Recortes de imprensa

Exames nacionais: uma polémica demasiado séria para o senso comum

Público, 31 de Dezembro de 2005
João Mesquita

Imediatamente a seguir ao anúncio, na comunicação social, de que o Ministério da Educação estaria a ponderar a diminuição do número de exames nacionais no final do ensino secundário, de cinco para três, ouviu-se um coro de protestos em certa imprensa de grande tiragem. Como professor, o que mais me chocou foi a semelhança de argumentos entre o senso comum, sobretudo aquele vindo de certo tipo de opinion makers que acerca de tudo gostam de prontamente se pronunciar, e a opinião de alguns sectores ligados ao ensino que teriam a obrigação de ir mais longe do que repetir mecanicamente a "necessidade de exigência, rigor e qualificação dos recursos humanos no nosso país". (...) Aqui ficam algumas observações no intuito de contribuir para que este debate prossiga com a devida seriedade.

1.ª — Sem negar que talvez sejam um mal necessário, os exames nacionais obrigatórios sempre colocaram um problema difícil aos currículos escolares: conciliar critérios de avaliação objectivos (para que a classificação das provas dependa o menos possível das impressões subjectivas do professor corrector) com uma leccionação que seja efectivamente promotora de aprendizagens abrangentes e não mero treino de preparação para exames (tal como tem vindo a acontecer em muitos casos, infelizmente). Ficou conhecido o comentário daquele professor: "Tive que deixar de ensinar a minha disciplina e de incentivar os meus alunos a pensar senão arriscava-me a prejudicá-los na preparação para os exames." As provas de exame, ao terem que salvaguardar a máxima objectividade possível na classificação, implicam uma definição rigorosa dos respectivos critérios. Ora, isto faz com que a leccionação, se quiser promover uma boa preparação para os exames, tenda a incidir o mais selectivamente possível sobre aquelas competências que se adequem ao estilo das questões de exame ou, o que é muito pior, a promover uma estruturação de conteúdos que siga as tipologias de resposta indicadas pelos critérios de classificação. Professores há que trabalham o programa com base em exercícios "tipo exame". Acaba-se assim, frequentemente, por regressar a uma leccionação escolástica no pior sentido, estandardizada, de "adestramento para exame". (...)

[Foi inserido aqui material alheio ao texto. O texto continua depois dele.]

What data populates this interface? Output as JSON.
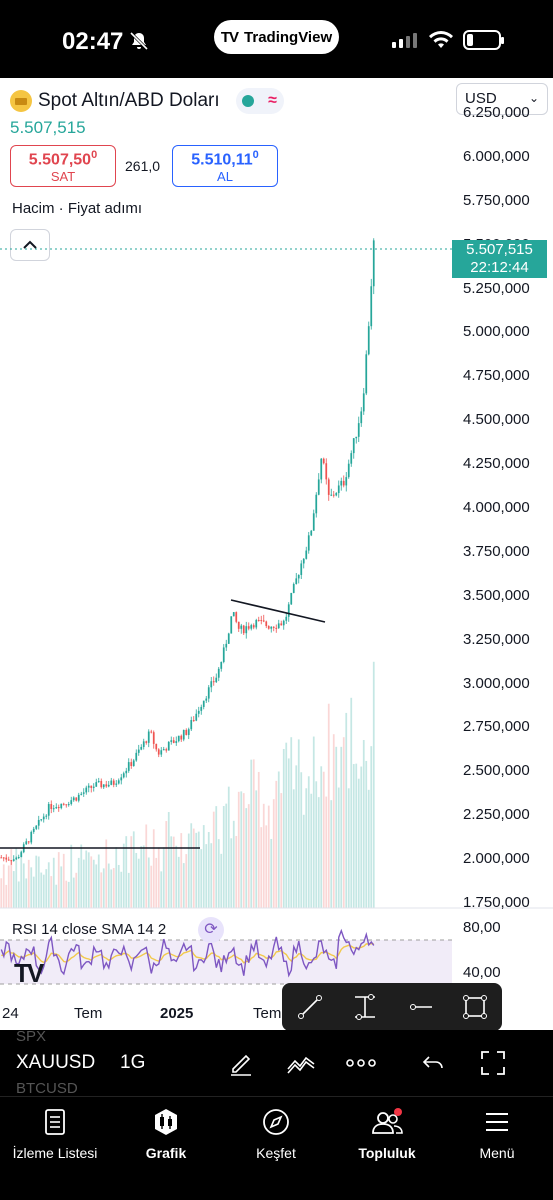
{
  "status_bar": {
    "time": "02:47",
    "app_pill": "TradingView"
  },
  "symbol": {
    "title": "Spot Altın/ABD Doları",
    "currency": "USD",
    "last_price": "5.507,515",
    "sell_price": "5.507,50",
    "sell_price_sup": "0",
    "sell_label": "SAT",
    "spread": "261,0",
    "buy_price": "5.510,11",
    "buy_price_sup": "0",
    "buy_label": "AL"
  },
  "chart_labels": {
    "volume_label": "Hacim · Fiyat adımı"
  },
  "price_tag": {
    "price": "5.507,515",
    "countdown": "22:12:44"
  },
  "rsi": {
    "label": "RSI 14 close SMA 14 2",
    "axis": [
      "80,00",
      "40,00"
    ]
  },
  "time_axis": [
    "24",
    "Tem",
    "2025",
    "Tem"
  ],
  "toolbar": {
    "symbol": "XAUUSD",
    "interval": "1G",
    "ghost_above": "SPX",
    "ghost_below": "BTCUSD"
  },
  "nav": {
    "items": [
      {
        "label": "İzleme Listesi",
        "icon": "watchlist-icon"
      },
      {
        "label": "Grafik",
        "icon": "chart-icon"
      },
      {
        "label": "Keşfet",
        "icon": "compass-icon"
      },
      {
        "label": "Topluluk",
        "icon": "community-icon"
      },
      {
        "label": "Menü",
        "icon": "menu-icon"
      }
    ]
  },
  "colors": {
    "up": "#26a69a",
    "down": "#ef5350",
    "rsi": "#7e57c2",
    "rsi_ma": "#f2c94c",
    "sell": "#e0454f",
    "buy": "#2962ff"
  },
  "chart_data": {
    "type": "candlestick",
    "title": "Spot Altın/ABD Doları",
    "x_tick_labels": [
      "24",
      "Tem",
      "2025",
      "Tem"
    ],
    "y_tick_labels": [
      "6.250,000",
      "6.000,000",
      "5.750,000",
      "5.500,000",
      "5.250,000",
      "5.000,000",
      "4.750,000",
      "4.500,000",
      "4.250,000",
      "4.000,000",
      "3.750,000",
      "3.500,000",
      "3.250,000",
      "3.000,000",
      "2.750,000",
      "2.500,000",
      "2.250,000",
      "2.000,000",
      "1.750,000"
    ],
    "ylim": [
      1750,
      6250
    ],
    "last_value": 5507.515,
    "price_keypoints": [
      [
        0,
        2010
      ],
      [
        0.04,
        2000
      ],
      [
        0.07,
        2100
      ],
      [
        0.1,
        2200
      ],
      [
        0.13,
        2300
      ],
      [
        0.17,
        2320
      ],
      [
        0.2,
        2350
      ],
      [
        0.25,
        2420
      ],
      [
        0.3,
        2430
      ],
      [
        0.35,
        2550
      ],
      [
        0.38,
        2650
      ],
      [
        0.4,
        2720
      ],
      [
        0.42,
        2600
      ],
      [
        0.45,
        2650
      ],
      [
        0.5,
        2730
      ],
      [
        0.54,
        2900
      ],
      [
        0.58,
        3050
      ],
      [
        0.6,
        3200
      ],
      [
        0.62,
        3400
      ],
      [
        0.64,
        3300
      ],
      [
        0.68,
        3350
      ],
      [
        0.72,
        3330
      ],
      [
        0.76,
        3350
      ],
      [
        0.8,
        3650
      ],
      [
        0.83,
        3850
      ],
      [
        0.86,
        4300
      ],
      [
        0.88,
        4050
      ],
      [
        0.92,
        4150
      ],
      [
        0.95,
        4400
      ],
      [
        0.97,
        4600
      ],
      [
        0.985,
        5000
      ],
      [
        1.0,
        5507
      ]
    ],
    "annotations": [
      "horizontal-line-2067",
      "trendline-3490-to-3380"
    ],
    "rsi_range": [
      30,
      90
    ],
    "rsi_levels": [
      70,
      30
    ]
  }
}
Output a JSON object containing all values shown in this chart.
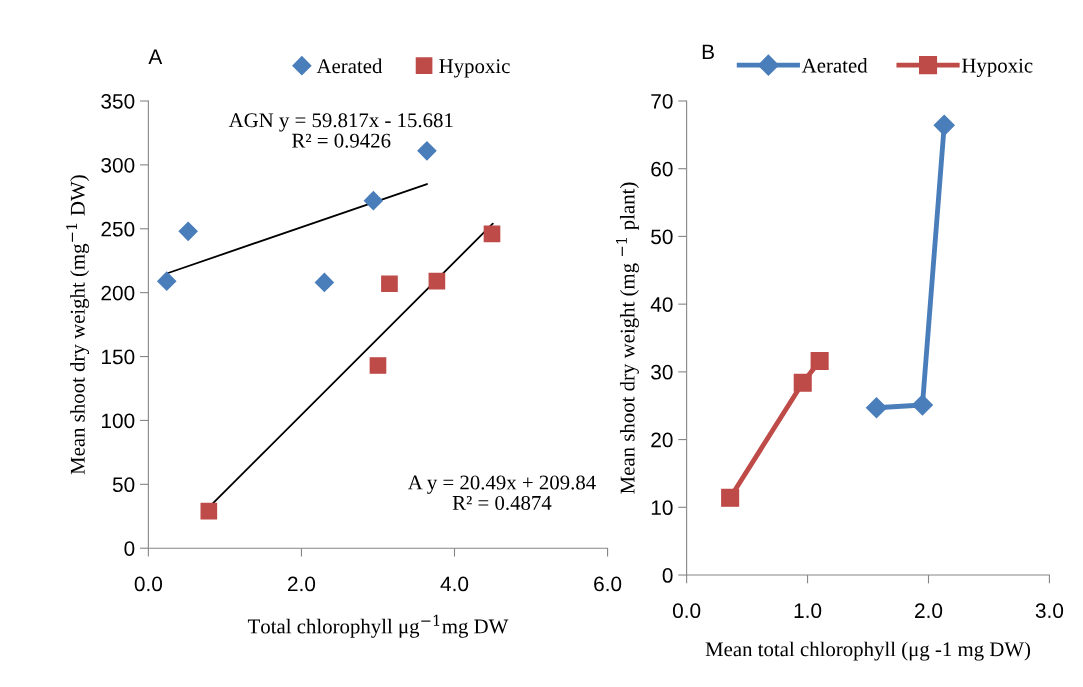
{
  "chart_data": [
    {
      "type": "scatter",
      "title": "A",
      "xlabel": "Total chlorophyll μg$^{−1}$mg DW",
      "ylabel": "Mean shoot dry weight (mg$^{−1}$ DW)",
      "xlim": [
        0,
        6
      ],
      "xticks": [
        {
          "value": 0,
          "label": "0.0"
        },
        {
          "value": 2,
          "label": "2.0"
        },
        {
          "value": 4,
          "label": "4.0"
        },
        {
          "value": 6,
          "label": "6.0"
        }
      ],
      "ylim": [
        0,
        350
      ],
      "yticks": [
        0,
        50,
        100,
        150,
        200,
        250,
        300,
        350
      ],
      "grid": false,
      "legend": "top",
      "series": [
        {
          "name": "Aerated",
          "color": "#4a7ebb",
          "marker": "diamond",
          "x": [
            0.24,
            0.52,
            2.3,
            2.94,
            3.64
          ],
          "values": [
            209,
            248,
            208,
            272,
            311
          ]
        },
        {
          "name": "Hypoxic",
          "color": "#be4b48",
          "marker": "square",
          "x": [
            0.79,
            3.0,
            3.15,
            3.77,
            4.49
          ],
          "values": [
            29,
            143,
            207,
            209,
            246
          ]
        },
        {
          "type": "line",
          "color": "#000000",
          "marker": "none",
          "x": [
            0.24,
            3.64
          ],
          "values": [
            215,
            285
          ]
        },
        {
          "type": "line",
          "color": "#000000",
          "marker": "none",
          "x": [
            0.79,
            4.5
          ],
          "values": [
            32,
            254
          ]
        }
      ],
      "annotations": [
        "AGN y = 59.817x - 15.681\nR² = 0.9426",
        "A y = 20.49x + 209.84\nR² = 0.4874"
      ]
    },
    {
      "type": "line",
      "title": "B",
      "xlabel": "Mean total chlorophyll (μg -1 mg DW)",
      "ylabel": "Mean shoot dry weight (mg $^{−1}$ plant)",
      "xlim": [
        0,
        3
      ],
      "xticks": [
        {
          "value": 0,
          "label": "0.0"
        },
        {
          "value": 1,
          "label": "1.0"
        },
        {
          "value": 2,
          "label": "2.0"
        },
        {
          "value": 3,
          "label": "3.0"
        }
      ],
      "ylim": [
        0,
        70
      ],
      "yticks": [
        0,
        10,
        20,
        30,
        40,
        50,
        60,
        70
      ],
      "grid": false,
      "legend": "top",
      "series": [
        {
          "name": "Aerated",
          "color": "#4a7ebb",
          "marker": "diamond",
          "x": [
            1.57,
            1.95,
            2.13
          ],
          "values": [
            24.7,
            25.1,
            66.4
          ]
        },
        {
          "name": "Hypoxic",
          "color": "#be4b48",
          "marker": "square",
          "x": [
            0.36,
            0.96,
            1.1
          ],
          "values": [
            11.4,
            28.4,
            31.6
          ]
        }
      ]
    }
  ]
}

2.ª — No caso de certos cursos, como os tecnológicos do ensino secundário, o exame arrisca-se a ser um factor de abandono escolar precisamente junto daquele tipo de alunos para quem se pretendeu disponibilizar uma formação de ensino secundário dotada de um perfil próprio, mais profissionalizante do que académico. Neste caso, seria uma boa solução que os exames dos cursos tecnológicos apenas fossem obrigatórios para os alunos que pretendessem prosseguir os seus estudos superiormente, uma vez que essa possibilidade também não lhes é definitivamente negada. Este simples facto asseguraria a manutenção de uma certa vigilância sobre a avaliação interna (da responsabilidade do professor), que é uma das poucas vantagens dos exames. Por pouco mais do que isso, talvez continuem a ser um mal necessário.

3.ª — É pena que algumas associações educativas vejam nesta reformulação dos exames um descrédito para as respectivas disciplinas. Assegurar o prestígio por vias formais é sempre um mau caminho. Pior seria um prestígio em conluio com interesses materiais de que, como professor, nem quero ouvir falar. Porém, dado o excelente trabalho que algumas delas têm vindo a realizar, e aqui saliento a Sociedade Portuguesa de Filosofia, por quem sempre nutri uma grande admiração, bom seria que se dedicassem a partir de agora à difícil tarefa de propor uma forma de conciliar a objectividade dos critérios de classificação de exames com o carácter abrangente, não redutor, que toda a leccionação deve assumir. Já fizeram óptimas propostas nesse sentido. Isso vale bem mais do que as parangonas do senso comum.